Last night, the formidable BBCE met to discuss the 2011 Man Booker Prize winning novel (novella?), The Sense of an Ending by Julian Barnes.
I’m going to assume that many of our faithful followers here on 50pagesadayforayear have read this amazing book. I make this assumption because it took me multiple trips to 3 distinct Book City locations to find a copy. I’m so glad I finally did.
The story is split into two distinct parts, narrated, somewhat unreliably by Tony, a bald Brit well into his sixties. Unreliable because the flickers of poignant self-reflection seem at odds with the obtuse, and somewhat pathetic nature of his self-described character.
Part One is Tony’s account his formative years, which he never really lives up to. We meet his gang of four school friends, described as ‘sex-hungry, meritocratic and anarchistic’, including Adrian, the ill fated-intellect of the bunch. Tony goes off to read history at Bristol where he meets Veronica. He indulges us in a rather painful account of their virtually sexless relationship including a tortuous weekend with her posh family.
Amy has already noted the similarities between Ian McEwan and Julian Barnes in an earlier post. More common ground it seems, as I couldn’t agree more. They both have amazing talent for building tension without relying on narrative, so that you almost feel like you’re having a premonition. I can’t imagine how difficult that must be.

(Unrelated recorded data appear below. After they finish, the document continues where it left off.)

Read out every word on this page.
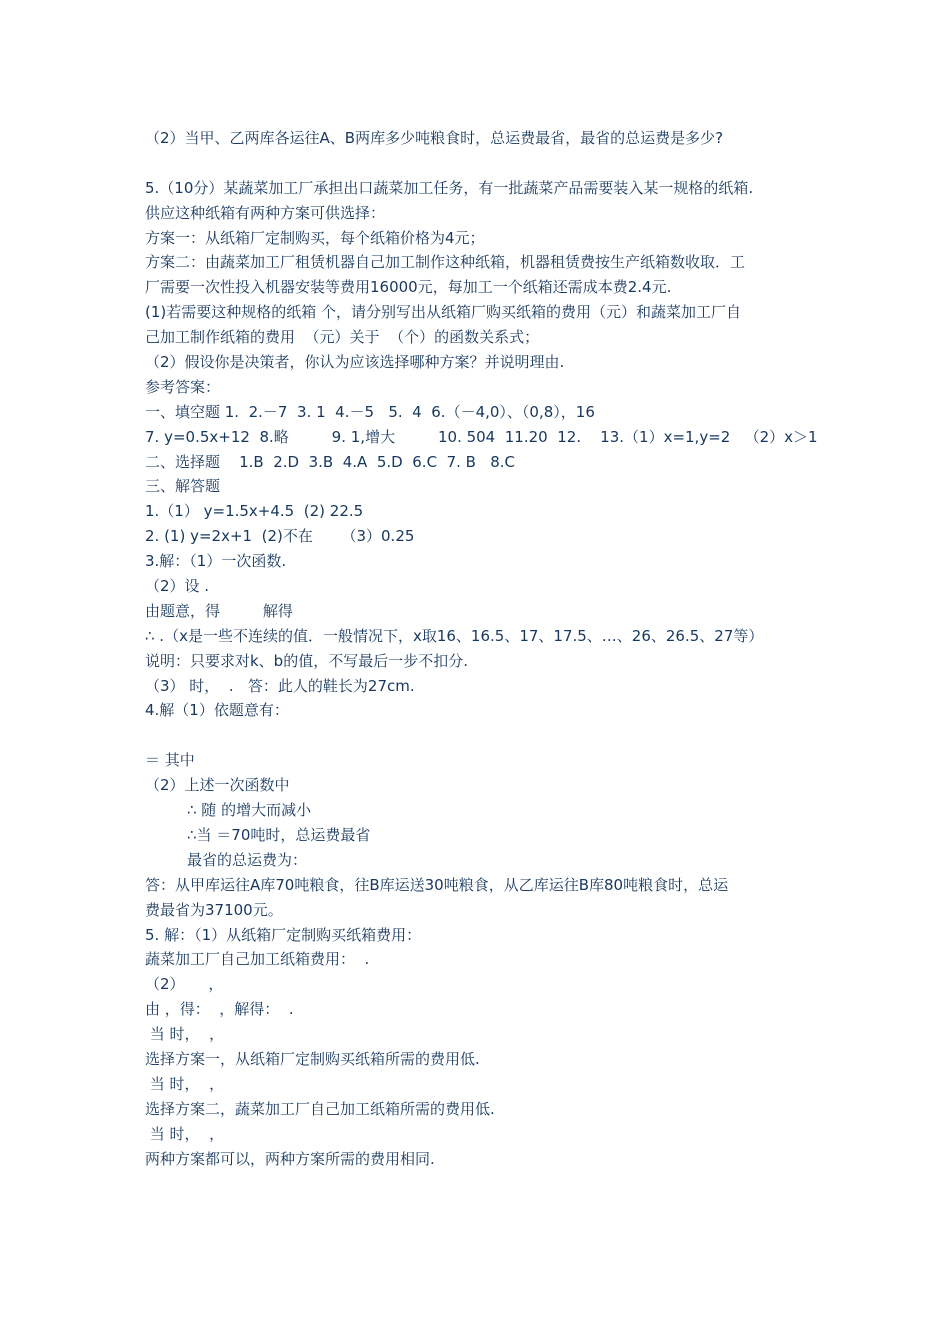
（2）当甲、乙两库各运往A、B两库多少吨粮食时，总运费最省，最省的总运费是多少?
5.（10分）某蔬菜加工厂承担出口蔬菜加工任务，有一批蔬菜产品需要装入某一规格的纸箱.
供应这种纸箱有两种方案可供选择：
方案一：从纸箱厂定制购买，每个纸箱价格为4元；
方案二：由蔬菜加工厂租赁机器自己加工制作这种纸箱，机器租赁费按生产纸箱数收取．工
厂需要一次性投入机器安装等费用16000元，每加工一个纸箱还需成本费2.4元.
(1)若需要这种规格的纸箱 个，请分别写出从纸箱厂购买纸箱的费用（元）和蔬菜加工厂自
己加工制作纸箱的费用  （元）关于  （个）的函数关系式；
（2）假设你是决策者，你认为应该选择哪种方案？并说明理由.
参考答案：
一、填空题 1.  2.－7  3. 1  4.－5   5.  4  6.（－4,0）、（0,8），16
7. y=0.5x+12  8.略         9. 1,增大         10. 504  11.20  12.    13.（1）x=1,y=2   （2）x＞1
二、选择题    1.B  2.D  3.B  4.A  5.D  6.C  7. B   8.C
三、解答题
1.（1） y=1.5x+4.5  (2) 22.5
2. (1) y=2x+1  (2)不在      （3）0.25
3.解：（1）一次函数.
（2）设 .
由题意，得         解得
∴ .（x是一些不连续的值．一般情况下，x取16、16.5、17、17.5、…、26、26.5、27等）
说明：只要求对k、b的值，不写最后一步不扣分.
（3） 时，  .   答：此人的鞋长为27cm.
4.解（1）依题意有：
＝ 其中
（2）上述一次函数中
∴ 随 的增大而减小
∴当 ＝70吨时，总运费最省
最省的总运费为：
答：从甲库运往A库70吨粮食，往B库运送30吨粮食，从乙库运往B库80吨粮食时，总运
费最省为37100元。
5. 解：（1）从纸箱厂定制购买纸箱费用：
蔬菜加工厂自己加工纸箱费用：  .
（2）     ，
由 ，得：  ，解得：  .
当 时，  ，
选择方案一，从纸箱厂定制购买纸箱所需的费用低.
当 时，  ，
选择方案二，蔬菜加工厂自己加工纸箱所需的费用低.
当 时，  ，
两种方案都可以，两种方案所需的费用相同.
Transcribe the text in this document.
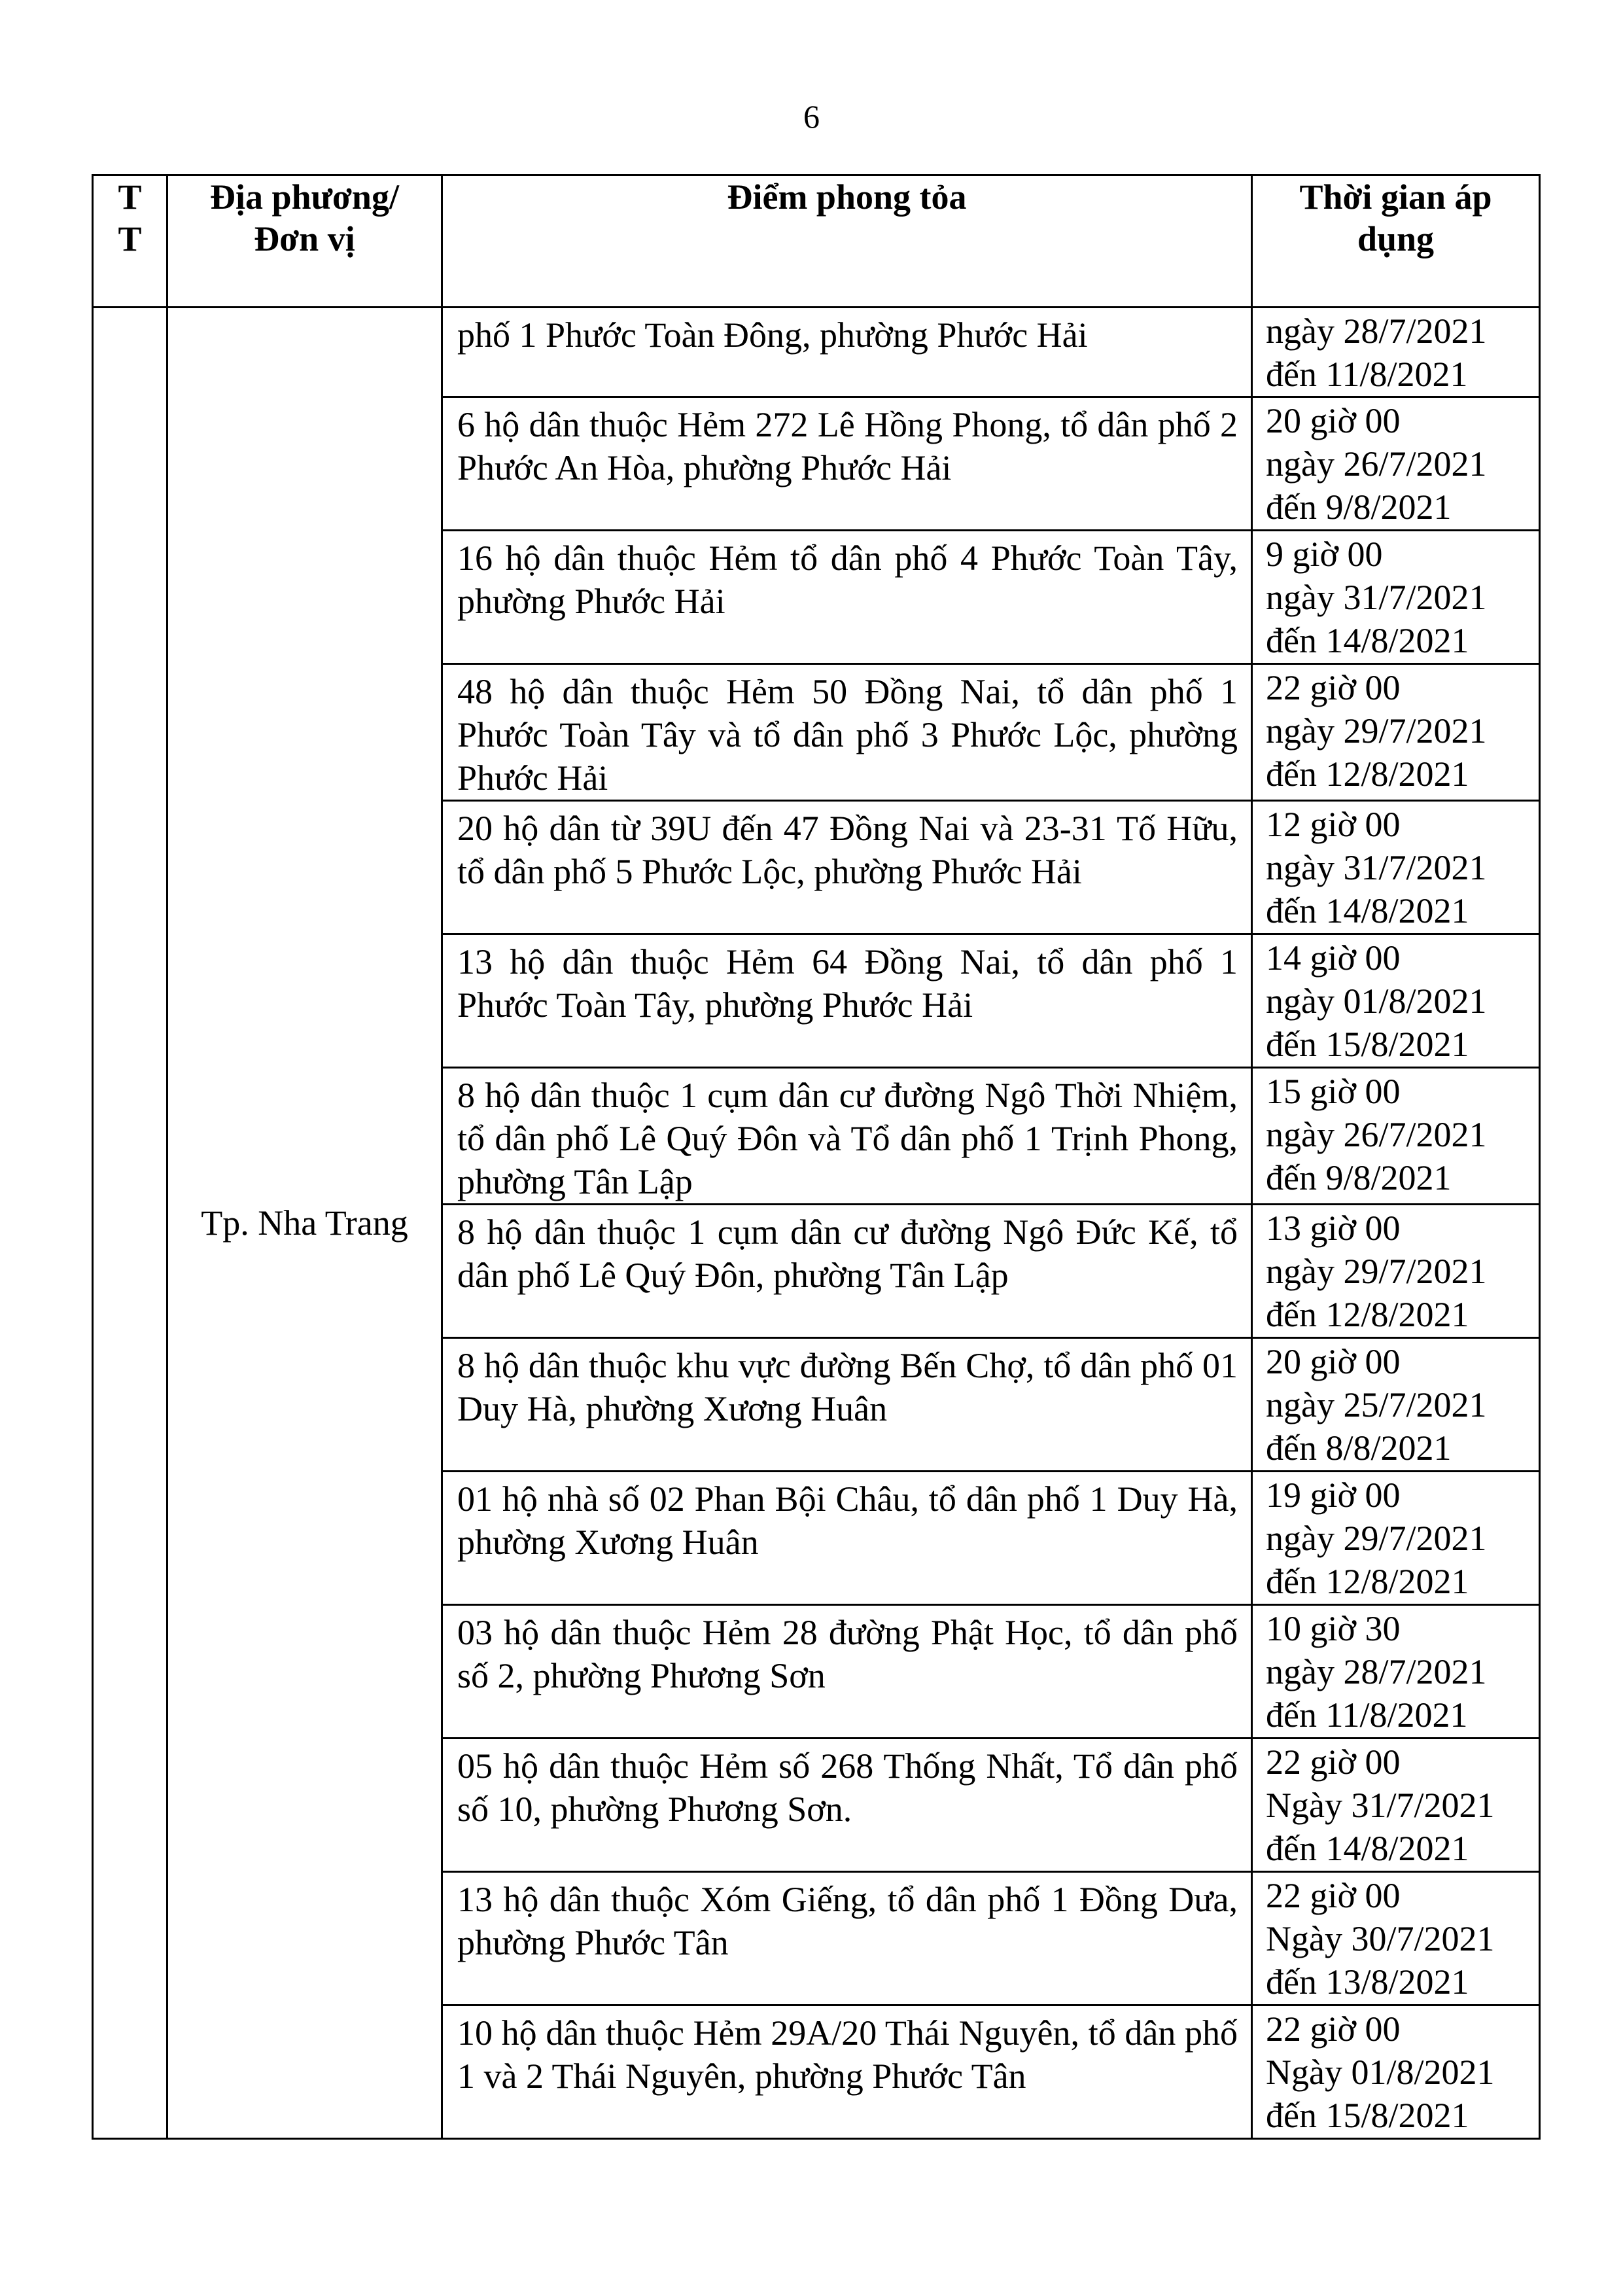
6
T
T	Địa phương/ Đơn vị	Điểm phong tỏa	Thời gian áp dụng
	Tp. Nha Trang	phố 1 Phước Toàn Đông, phường Phước Hải	ngày 28/7/2021
đến 11/8/2021

		6 hộ dân thuộc Hẻm 272 Lê Hồng Phong, tổ dân phố 2 Phước An Hòa, phường Phước Hải	20 giờ 00
ngày 26/7/2021
đến 9/8/2021

		16 hộ dân thuộc Hẻm tổ dân phố 4 Phước Toàn Tây, phường Phước Hải	9 giờ 00
ngày 31/7/2021
đến 14/8/2021

		48 hộ dân thuộc Hẻm 50 Đồng Nai, tổ dân phố 1 Phước Toàn Tây và tổ dân phố 3 Phước Lộc, phường Phước Hải	22 giờ 00
ngày 29/7/2021
đến 12/8/2021

		20 hộ dân từ 39U đến 47 Đồng Nai và 23-31 Tố Hữu, tổ dân phố 5 Phước Lộc, phường Phước Hải	12 giờ 00
ngày 31/7/2021
đến 14/8/2021

		13 hộ dân thuộc Hẻm 64 Đồng Nai, tổ dân phố 1 Phước Toàn Tây, phường Phước Hải	14 giờ 00
ngày 01/8/2021
đến 15/8/2021

		8 hộ dân thuộc 1 cụm dân cư đường Ngô Thời Nhiệm, tổ dân phố Lê Quý Đôn và Tổ dân phố 1 Trịnh Phong, phường Tân Lập	15 giờ 00
ngày 26/7/2021
đến 9/8/2021

		8 hộ dân thuộc 1 cụm dân cư đường Ngô Đức Kế, tổ dân phố Lê Quý Đôn, phường Tân Lập	13 giờ 00
ngày 29/7/2021
đến 12/8/2021

		8 hộ dân thuộc khu vực đường Bến Chợ, tổ dân phố 01 Duy Hà, phường Xương Huân	20 giờ 00
ngày 25/7/2021
đến 8/8/2021

		01 hộ nhà số 02 Phan Bội Châu, tổ dân phố 1 Duy Hà, phường Xương Huân	19 giờ 00
ngày 29/7/2021
đến 12/8/2021

		03 hộ dân thuộc Hẻm 28 đường Phật Học, tổ dân phố số 2, phường Phương Sơn	10 giờ 30
ngày 28/7/2021
đến 11/8/2021

		05 hộ dân thuộc Hẻm số 268 Thống Nhất, Tổ dân phố số 10, phường Phương Sơn.	22 giờ 00
Ngày 31/7/2021
đến 14/8/2021

		13 hộ dân thuộc Xóm Giếng, tổ dân phố 1 Đồng Dưa, phường Phước Tân	22 giờ 00
Ngày 30/7/2021
đến 13/8/2021

		10 hộ dân thuộc Hẻm 29A/20 Thái Nguyên, tổ dân phố 1 và 2 Thái Nguyên, phường Phước Tân	22 giờ 00
Ngày 01/8/2021
đến 15/8/2021
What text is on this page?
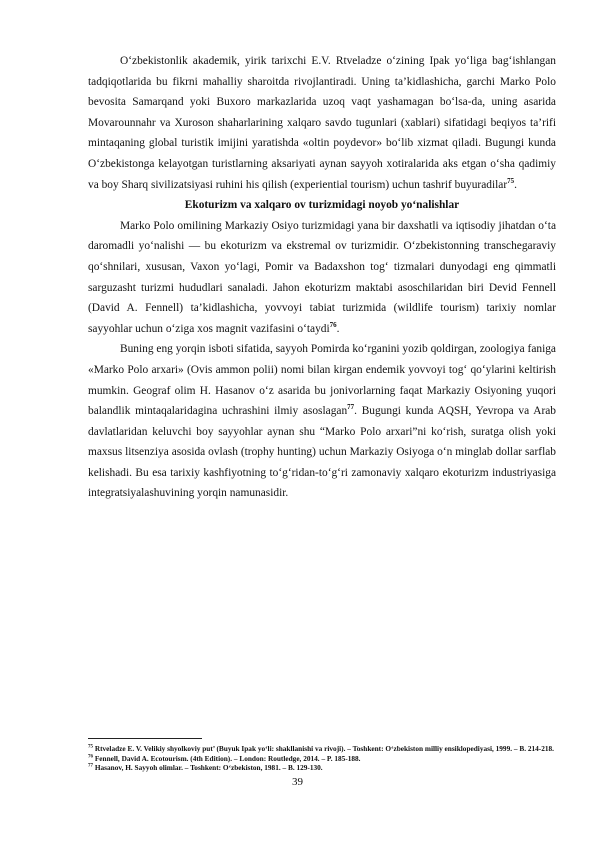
O‘zbekistonlik akademik, yirik tarixchi E.V. Rtveladze o‘zining Ipak yo‘liga bag‘ishlangan tadqiqotlarida bu fikrni mahalliy sharoitda rivojlantiradi. Uning ta’kidlashicha, garchi Marko Polo bevosita Samarqand yoki Buxoro markazlarida uzoq vaqt yashamagan bo‘lsa-da, uning asarida Movarounnahr va Xuroson shaharlarining xalqaro savdo tugunlari (xablari) sifatidagi beqiyos ta’rifi mintaqaning global turistik imijini yaratishda «oltin poydevor» bo‘lib xizmat qiladi. Bugungi kunda O‘zbekistonga kelayotgan turistlarning aksariyati aynan sayyoh xotiralarida aks etgan o‘sha qadimiy va boy Sharq sivilizatsiyasi ruhini his qilish (experiential tourism) uchun tashrif buyuradilar$^{75}$.

Ekoturizm va xalqaro ov turizmidagi noyob yo‘nalishlar

Marko Polo omilining Markaziy Osiyo turizmidagi yana bir daxshatli va iqtisodiy jihatdan o‘ta daromadli yo‘nalishi — bu ekoturizm va ekstremal ov turizmidir. O‘zbekistonning transchegaraviy qo‘shnilari, xususan, Vaxon yo‘lagi, Pomir va Badaxshon tog‘ tizmalari dunyodagi eng qimmatli sarguzasht turizmi hududlari sanaladi. Jahon ekoturizm maktabi asoschilaridan biri Devid Fennell (David A. Fennell) ta’kidlashicha, yovvoyi tabiat turizmida (wildlife tourism) tarixiy nomlar sayyohlar uchun o‘ziga xos magnit vazifasini o‘taydi$^{76}$.

Buning eng yorqin isboti sifatida, sayyoh Pomirda ko‘rganini yozib qoldirgan, zoologiya faniga «Marko Polo arxari» (Ovis ammon polii) nomi bilan kirgan endemik yovvoyi tog‘ qo‘ylarini keltirish mumkin. Geograf olim H. Hasanov o‘z asarida bu jonivorlarning faqat Markaziy Osiyoning yuqori balandlik mintaqalaridagina uchrashini ilmiy asoslagan$^{77}$. Bugungi kunda AQSH, Yevropa va Arab davlatlaridan keluvchi boy sayyohlar aynan shu “Marko Polo arxari”ni ko‘rish, suratga olish yoki maxsus litsenziya asosida ovlash (trophy hunting) uchun Markaziy Osiyoga o‘n minglab dollar sarflab kelishadi. Bu esa tarixiy kashfiyotning to‘g‘ridan-to‘g‘ri zamonaviy xalqaro ekoturizm industriyasiga integratsiyalashuvining yorqin namunasidir.

$^{75}$ Rtveladze E. V. Velikiy shyolkoviy put’ (Buyuk Ipak yo‘li: shakllanishi va rivoji). – Toshkent: O‘zbekiston milliy ensiklopediyasi, 1999. – B. 214-218.

$^{76}$ Fennell, David A. Ecotourism. (4th Edition). – London: Routledge, 2014. – P. 185-188.

$^{77}$ Hasanov, H. Sayyoh olimlar. – Toshkent: O‘zbekiston, 1981. – B. 129-130.

39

If you want a good example of what I mean, you have to read Saturday pronto.
And they both expertly infuse shock into otherwise banal or proper settings. In Atonement, when Robbie types his letter to Cecilia and drops the c-word, you’re not ready for it. It’s just suddenly there to catch you off-guard.
In The Sense of an Ending, it’s Tony tossing off in the basin in the guestroom of Veronica’s childhood home, undoubtedly with her parents nearby. I couldn’t help but get a little scandalized by it, despite being warned about the ‘gouts of sperm circling a plughole, before being sluiced down the full length of a tall house’ on page 1.
In Part 2 of the story, Tony is his older self, forced by circumstance to revisit his relationship with Veronica and his weekend with her family. I won’t go into detail since you didn’t come here to read a book report after all. But it was this older version of Tony that exasperated the BBCE.
We were impatient with him. Specifically, with his lack of empathy and self-awareness. He reflects temporarily on the suicide of Adrian, but doesn’t despair over it. He’s unsentimental about the loss of the friendships that once defined him. Though his wife Margaret left him for another man, he describes their divorce as calm. He hasn’t invested enough in anyone to have a spirited departure. Or so he thinks. Until a letter from his past proves him wrong.
It’s here that Julian (if I may) releases the themes that make this book so haunting:
Can you ever see yourself objectively?
Is it possible to know how your actions impact others?
Can moments that have the power to alter the course of lives come and go without anyone recognizing their significance?
Are memories real or constructed?
We chewed on it last night. Along with some delicious salami. We’ve really come into our own.